Here’s who the 2006 Giants are: They’re the baseball equivalent of the Beyonce-hot blind date who seductively strokes your hand during dinner, lovingly rests her head on your shoulder and clutches your thigh during the scary moments of “Snakes on a Plane,” then gives you a stiff, manly handshake on her porch at the end of the evening.
These Giants will leave you wanting, too. But next year is another story. With a little creativity, a lot of financial wrangling, some tough decisions and a lot more thought put into the construction of the bullpen, there’s no reason to think the All-Star Game will be the only time they need to bust out the red-white-and-blue bunting at China Basin in 2007.
The creativity will be required in bringing back Bonds, whose ego likely won’t accept the kind of pay cut fans would like to see him take. But bringing him back is a must and it won’t precludethe team from signing the superstar free agent they need to keep fans coming to the park when Bonds finally does take his leave.
As evidenced by the past couple of weeks, the man still has something left. He’s as healthy as he’s been in a long, long time and it shows. He’s still a fearsome hitter, if only in stretches, and he’ll be a force if teamed with a younger free-agent force. So give him $5 million guaranteed, another $500,000 for every 100 plate appearances, and a $2 million bonus if the Giants make the playoffs.

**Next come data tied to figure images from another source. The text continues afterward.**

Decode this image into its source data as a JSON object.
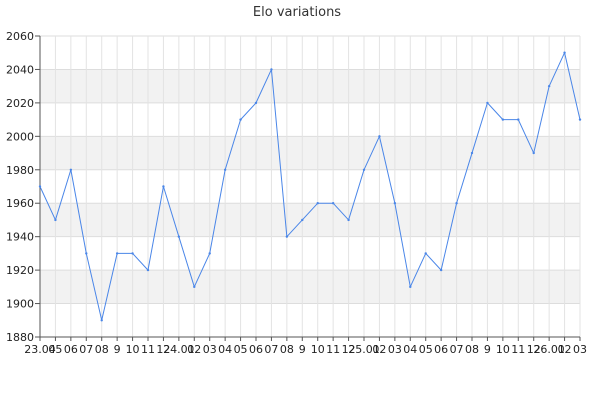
{
  "chart_data": {
    "type": "line",
    "title": "Elo variations",
    "xlabel": "",
    "ylabel": "",
    "ylim": [
      1880,
      2060
    ],
    "yticks": [
      1880,
      1900,
      1920,
      1940,
      1960,
      1980,
      2000,
      2020,
      2040,
      2060
    ],
    "grid": true,
    "categories": [
      "23.04",
      "05",
      "06",
      "07",
      "08",
      "9",
      "10",
      "11",
      "12",
      "24.01",
      "02",
      "03",
      "04",
      "05",
      "06",
      "07",
      "08",
      "9",
      "10",
      "11",
      "12",
      "25.01",
      "02",
      "03",
      "04",
      "05",
      "06",
      "07",
      "08",
      "9",
      "10",
      "11",
      "12",
      "26.01",
      "02",
      "03"
    ],
    "series": [
      {
        "color": "#4a86e8",
        "values": [
          1970,
          1950,
          1980,
          1930,
          1890,
          1930,
          1930,
          1920,
          1970,
          1940,
          1910,
          1930,
          1980,
          2010,
          2020,
          2040,
          1940,
          1950,
          1960,
          1960,
          1950,
          1980,
          2000,
          1960,
          1910,
          1930,
          1920,
          1960,
          1990,
          2020,
          2010,
          2010,
          1990,
          2030,
          2050,
          2010
        ]
      }
    ]
  }
}
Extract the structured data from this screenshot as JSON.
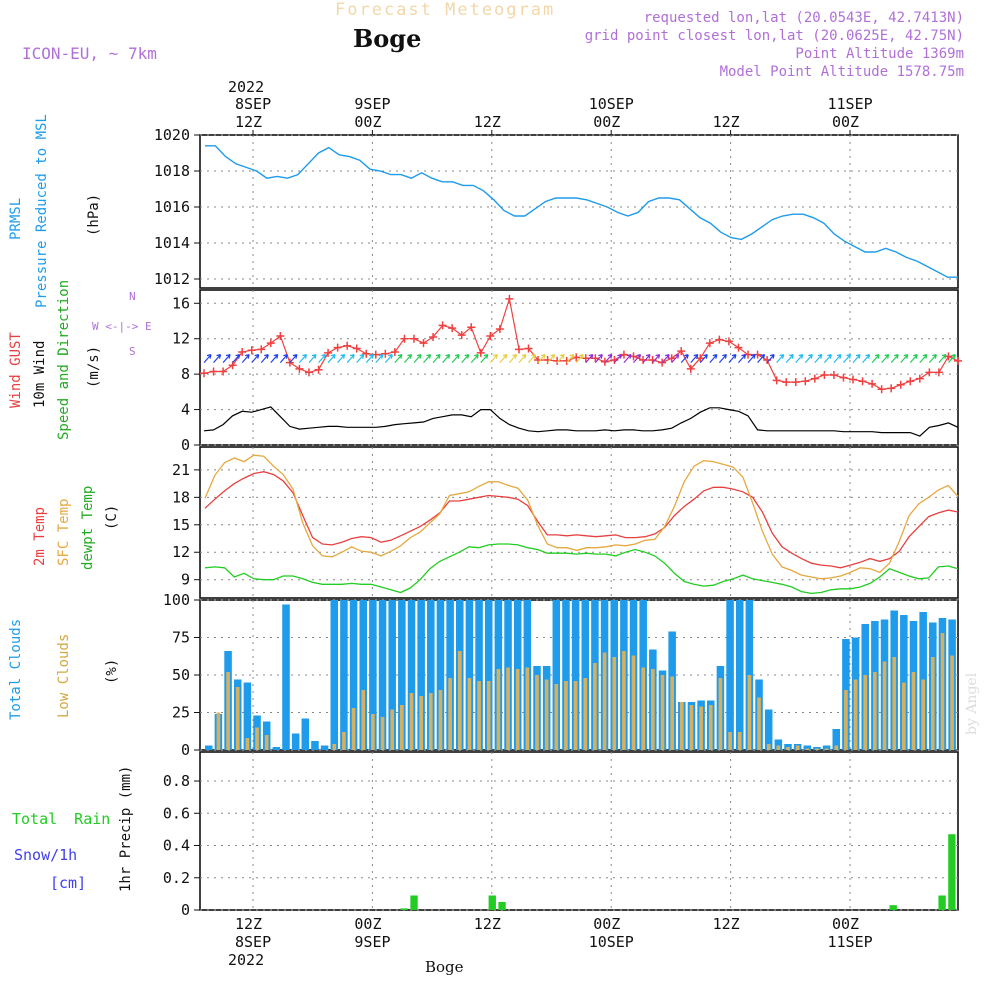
{
  "header": {
    "title": "Forecast Meteogram",
    "location": "Boge",
    "model": "ICON-EU, ~ 7km",
    "requested": "requested lon,lat (20.0543E, 42.7413N)",
    "gridpoint": "grid point closest lon,lat (20.0625E, 42.75N)",
    "point_alt": "Point Altitude 1369m",
    "model_alt": "Model Point Altitude 1578.75m",
    "footer_location": "Boge",
    "watermark": "by Angel"
  },
  "time_axis": {
    "top_year": "2022",
    "ticks": [
      {
        "top": "8SEP",
        "z": "12Z",
        "bottom_day": "8SEP",
        "bottom_year": "2022"
      },
      {
        "top": "9SEP",
        "z": "00Z",
        "bottom_day": "9SEP"
      },
      {
        "top": "",
        "z": "12Z",
        "bottom_day": ""
      },
      {
        "top": "10SEP",
        "z": "00Z",
        "bottom_day": "10SEP"
      },
      {
        "top": "",
        "z": "12Z",
        "bottom_day": ""
      },
      {
        "top": "11SEP",
        "z": "00Z",
        "bottom_day": "11SEP"
      }
    ]
  },
  "panel_labels": {
    "pressure": [
      "PRMSL",
      "Pressure Reduced to MSL",
      "(hPa)"
    ],
    "wind": [
      "Wind GUST",
      "10m Wind",
      "Speed and Direction",
      "(m/s)"
    ],
    "compass": [
      "W <-|-> E",
      "N",
      "S"
    ],
    "temp": [
      "2m Temp",
      "SFC Temp",
      "dewpt Temp",
      "(C)"
    ],
    "clouds": [
      "Total Clouds",
      "Low Clouds",
      "(%)"
    ],
    "precip": [
      "Total Rain",
      "Snow/1h",
      "[cm]",
      "1hr Precip (mm)"
    ]
  },
  "colors": {
    "pressure": "#1e9bea",
    "gust": "#f04040",
    "wind": "#000000",
    "t2m": "#e84040",
    "sfc": "#e6a840",
    "dew": "#22cc22",
    "total_cloud": "#1e9bea",
    "low_cloud": "#d4b060",
    "rain": "#22cc22",
    "snow": "#4040ee"
  },
  "chart_data": [
    {
      "type": "line",
      "name": "pressure",
      "ylim": [
        1011.5,
        1020
      ],
      "yticks": [
        "1012",
        "1014",
        "1016",
        "1018",
        "1020"
      ],
      "x_hours": [
        0,
        1,
        2,
        3,
        4,
        5,
        6,
        7,
        8,
        9,
        10,
        11,
        12,
        13,
        14,
        15,
        16,
        17,
        18,
        19,
        20,
        21,
        22,
        23,
        24,
        25,
        26,
        27,
        28,
        29,
        30,
        31,
        32,
        33,
        34,
        35,
        36,
        37,
        38,
        39,
        40,
        41,
        42,
        43,
        44,
        45,
        46,
        47,
        48,
        49,
        50,
        51,
        52,
        53,
        54,
        55,
        56,
        57,
        58,
        59,
        60,
        61,
        62,
        63,
        64,
        65,
        66,
        67,
        68,
        69,
        70,
        71,
        72,
        73,
        74,
        75,
        76
      ],
      "series": [
        {
          "name": "PRMSL",
          "values": [
            1019.4,
            1019.4,
            1018.8,
            1018.4,
            1018.2,
            1018.0,
            1017.6,
            1017.7,
            1017.6,
            1017.8,
            1018.4,
            1019.0,
            1019.3,
            1018.9,
            1018.8,
            1018.6,
            1018.1,
            1018.0,
            1017.8,
            1017.8,
            1017.6,
            1017.9,
            1017.6,
            1017.4,
            1017.4,
            1017.2,
            1017.2,
            1016.9,
            1016.4,
            1015.8,
            1015.5,
            1015.5,
            1015.9,
            1016.3,
            1016.5,
            1016.5,
            1016.5,
            1016.4,
            1016.2,
            1016.0,
            1015.7,
            1015.5,
            1015.7,
            1016.3,
            1016.5,
            1016.5,
            1016.4,
            1015.9,
            1015.4,
            1015.1,
            1014.6,
            1014.3,
            1014.2,
            1014.5,
            1014.9,
            1015.3,
            1015.5,
            1015.6,
            1015.6,
            1015.4,
            1015.1,
            1014.5,
            1014.1,
            1013.8,
            1013.5,
            1013.5,
            1013.7,
            1013.5,
            1013.2,
            1013.0,
            1012.7,
            1012.4,
            1012.1,
            1012.1
          ]
        }
      ]
    },
    {
      "type": "line",
      "name": "wind",
      "ylim": [
        0,
        17.5
      ],
      "yticks": [
        "0",
        "4",
        "8",
        "12",
        "16"
      ],
      "series": [
        {
          "name": "Wind GUST",
          "values": [
            8.1,
            8.3,
            8.3,
            9.0,
            10.5,
            10.7,
            10.8,
            11.5,
            12.3,
            9.3,
            8.6,
            8.2,
            8.5,
            10.4,
            11.0,
            11.2,
            10.9,
            10.3,
            10.2,
            10.3,
            10.5,
            12.0,
            12.0,
            11.5,
            12.2,
            13.5,
            13.2,
            12.4,
            13.3,
            10.4,
            12.3,
            13.1,
            16.5,
            10.8,
            10.9,
            9.6,
            9.6,
            9.5,
            9.5,
            9.9,
            9.8,
            9.8,
            9.4,
            9.6,
            10.2,
            10.0,
            9.6,
            9.6,
            9.3,
            9.8,
            10.6,
            8.6,
            9.8,
            11.5,
            11.9,
            11.7,
            11.0,
            10.2,
            10.2,
            9.6,
            7.3,
            7.1,
            7.1,
            7.2,
            7.5,
            7.9,
            7.9,
            7.6,
            7.4,
            7.2,
            6.9,
            6.3,
            6.4,
            6.8,
            7.2,
            7.5,
            8.2,
            8.2,
            10.0,
            9.5
          ]
        },
        {
          "name": "10m Wind",
          "values": [
            1.6,
            1.7,
            2.3,
            3.3,
            3.8,
            3.7,
            4.0,
            4.3,
            3.2,
            2.1,
            1.8,
            1.9,
            2.0,
            2.1,
            2.1,
            2.0,
            2.0,
            2.0,
            2.0,
            2.1,
            2.3,
            2.4,
            2.5,
            2.6,
            3.0,
            3.2,
            3.4,
            3.4,
            3.2,
            4.0,
            4.0,
            3.0,
            2.3,
            1.9,
            1.6,
            1.5,
            1.6,
            1.7,
            1.7,
            1.6,
            1.6,
            1.6,
            1.7,
            1.6,
            1.7,
            1.7,
            1.6,
            1.6,
            1.7,
            1.9,
            2.5,
            3.0,
            3.7,
            4.2,
            4.2,
            4.0,
            3.8,
            3.3,
            1.7,
            1.6,
            1.6,
            1.6,
            1.6,
            1.6,
            1.6,
            1.6,
            1.6,
            1.5,
            1.5,
            1.5,
            1.5,
            1.4,
            1.4,
            1.4,
            1.4,
            1.0,
            2.0,
            2.2,
            2.5,
            2.0
          ]
        }
      ]
    },
    {
      "type": "line",
      "name": "temperature",
      "ylim": [
        7,
        23.5
      ],
      "yticks": [
        "9",
        "12",
        "15",
        "18",
        "21"
      ],
      "series": [
        {
          "name": "2m Temp",
          "values": [
            16.8,
            17.8,
            18.7,
            19.5,
            20.1,
            20.6,
            20.8,
            20.5,
            19.8,
            18.5,
            16.0,
            13.6,
            12.9,
            12.8,
            13.1,
            13.5,
            13.7,
            13.6,
            13.1,
            13.3,
            13.8,
            14.3,
            14.8,
            15.5,
            16.3,
            17.6,
            17.6,
            17.8,
            18.0,
            18.2,
            18.1,
            18.0,
            17.8,
            17.1,
            15.4,
            13.9,
            13.9,
            13.8,
            13.9,
            13.8,
            13.7,
            13.8,
            13.9,
            13.6,
            13.6,
            13.7,
            14.0,
            14.7,
            16.0,
            17.0,
            17.8,
            18.7,
            19.1,
            19.1,
            18.9,
            18.6,
            18.0,
            16.4,
            14.1,
            12.6,
            11.9,
            11.3,
            10.8,
            10.6,
            10.5,
            10.3,
            10.6,
            10.9,
            11.3,
            11.0,
            11.3,
            12.1,
            13.7,
            14.8,
            15.9,
            16.3,
            16.6,
            16.4
          ]
        },
        {
          "name": "SFC Temp",
          "values": [
            17.9,
            20.4,
            21.8,
            22.3,
            21.9,
            22.6,
            22.5,
            21.4,
            20.5,
            18.9,
            15.2,
            12.7,
            11.6,
            11.5,
            12.0,
            12.6,
            12.1,
            12.0,
            11.6,
            12.1,
            12.7,
            13.6,
            14.2,
            15.2,
            16.2,
            18.2,
            18.4,
            18.6,
            19.2,
            19.7,
            19.7,
            19.3,
            19.0,
            17.7,
            15.0,
            12.9,
            12.5,
            12.5,
            12.2,
            12.5,
            12.5,
            12.6,
            12.8,
            12.7,
            12.9,
            13.3,
            13.4,
            14.8,
            17.0,
            19.7,
            21.4,
            22.0,
            21.9,
            21.6,
            21.3,
            20.2,
            17.4,
            14.3,
            11.8,
            10.4,
            10.0,
            9.5,
            9.3,
            9.1,
            9.2,
            9.4,
            9.8,
            10.3,
            10.2,
            9.8,
            10.8,
            13.2,
            16.0,
            17.3,
            18.0,
            18.8,
            19.3,
            18.1
          ]
        },
        {
          "name": "dewpt Temp",
          "values": [
            10.3,
            10.4,
            10.3,
            9.3,
            9.7,
            9.1,
            9.0,
            9.0,
            9.4,
            9.4,
            9.1,
            8.7,
            8.5,
            8.5,
            8.5,
            8.6,
            8.5,
            8.5,
            8.2,
            7.9,
            7.6,
            8.1,
            9.0,
            10.2,
            11.0,
            11.5,
            12.0,
            12.6,
            12.5,
            12.8,
            12.9,
            12.9,
            12.8,
            12.5,
            12.3,
            11.9,
            11.9,
            11.9,
            11.8,
            11.9,
            11.8,
            11.8,
            11.6,
            12.0,
            12.3,
            12.0,
            11.6,
            10.8,
            9.7,
            8.8,
            8.5,
            8.3,
            8.4,
            8.8,
            9.1,
            9.5,
            9.1,
            8.9,
            8.7,
            8.5,
            8.2,
            7.7,
            7.5,
            7.6,
            7.9,
            8.0,
            8.0,
            8.2,
            8.6,
            9.3,
            10.2,
            9.8,
            9.4,
            9.1,
            9.2,
            10.4,
            10.5,
            10.2
          ]
        }
      ]
    },
    {
      "type": "bar",
      "name": "clouds",
      "ylim": [
        0,
        100
      ],
      "yticks": [
        "0",
        "25",
        "50",
        "75",
        "100"
      ],
      "series": [
        {
          "name": "Total Clouds",
          "values": [
            3,
            24,
            66,
            47,
            45,
            23,
            19,
            2,
            97,
            11,
            21,
            6,
            3,
            100,
            100,
            100,
            100,
            100,
            100,
            100,
            100,
            100,
            100,
            100,
            100,
            100,
            100,
            100,
            100,
            100,
            100,
            100,
            100,
            100,
            56,
            56,
            100,
            100,
            100,
            100,
            100,
            100,
            100,
            100,
            100,
            100,
            67,
            53,
            79,
            32,
            32,
            33,
            33,
            56,
            100,
            100,
            100,
            47,
            27,
            7,
            4,
            4,
            3,
            2,
            3,
            14,
            74,
            75,
            84,
            86,
            87,
            93,
            90,
            86,
            92,
            85,
            88,
            87
          ]
        },
        {
          "name": "Low Clouds",
          "values": [
            0,
            25,
            52,
            42,
            8,
            15,
            10,
            0,
            0,
            0,
            0,
            0,
            0,
            4,
            12,
            28,
            40,
            24,
            22,
            27,
            30,
            38,
            36,
            38,
            40,
            48,
            66,
            48,
            46,
            46,
            54,
            55,
            54,
            55,
            50,
            47,
            44,
            46,
            46,
            48,
            58,
            65,
            62,
            66,
            63,
            55,
            54,
            50,
            49,
            32,
            30,
            29,
            30,
            48,
            12,
            12,
            50,
            35,
            4,
            3,
            2,
            3,
            1,
            1,
            1,
            3,
            40,
            47,
            50,
            52,
            59,
            62,
            45,
            52,
            47,
            62,
            78,
            63
          ]
        }
      ]
    },
    {
      "type": "bar",
      "name": "precipitation",
      "ylim": [
        0,
        0.98
      ],
      "yticks": [
        "0",
        "0.2",
        "0.4",
        "0.6",
        "0.8"
      ],
      "series": [
        {
          "name": "Total Rain",
          "values": [
            0,
            0,
            0,
            0,
            0,
            0,
            0,
            0,
            0,
            0,
            0,
            0,
            0,
            0,
            0,
            0,
            0,
            0,
            0,
            0,
            0.01,
            0.09,
            0,
            0,
            0,
            0,
            0,
            0,
            0,
            0.09,
            0.05,
            0,
            0,
            0,
            0,
            0,
            0,
            0,
            0,
            0,
            0,
            0,
            0,
            0,
            0,
            0,
            0,
            0,
            0,
            0,
            0,
            0,
            0,
            0,
            0,
            0,
            0,
            0,
            0,
            0,
            0,
            0,
            0,
            0,
            0,
            0,
            0,
            0,
            0,
            0,
            0.03,
            0,
            0,
            0,
            0,
            0.09,
            0.47
          ]
        }
      ]
    }
  ]
}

Let Jason Schmidt walk and you’ve got another $10.5 million freed up. Then give all that money — yes, all of it — to Alfonso Soriano, who is exactly the kind of in-his-prime, power-and-speed guy Bonds was when he first signed on here. And move Soriano back to second base, where he’ll surely improve defensively while working with Omar Vizquel as a pivot partner.
Ray Durham? Gone. That’s $7 million more off the books. Give it to Hillenbrand, who will appreciate the $1.2 million raise over his 2006 salary and represents the kind of production and stability at first base the Giants haven’t had since, well, almost forever.
Moises Alou and his $7.45 mil? Easily replaceable by Todd Linden at about $350,000. Sure, Linden’s a left fielder, but it he can play left field, he can play right. And he’ll be in left when Bonds needs a blow.
That frees up more than $7 mil and that should be more than enough to sign a serviceable veteran starter with something to prove. Mark Mulder, for instance. He was awful this year for St. Louis, and he’s headed for shoulder surgery, but if the surgery goes well and solves his problem, he’ll be a bargain for any team that takes a chance on him this winter.
Finally, find a way to trade Armando Benitez. As bad as he’s been, his raw numbers and radar readings will dupe some dope into taking a chance on him and Brian Sabean needs to suss out said sucker. Get a couple of solid middle relievers in the swap, then charge pitching coach Dave Righetti with making the guy who loses the fifth-starter competition a closer.
Sound too easy to really happen? Probably. But you have to admit it’s not unrealistic. And anything will be better than the Giant Tease of 2006.
Mychael Urban is the author of “Aces: The Last Season On The Mound With The Oakland A’s Big Three — Tim Hudson, Mark Mulder and Barry Zito” and a writer for MLB.com.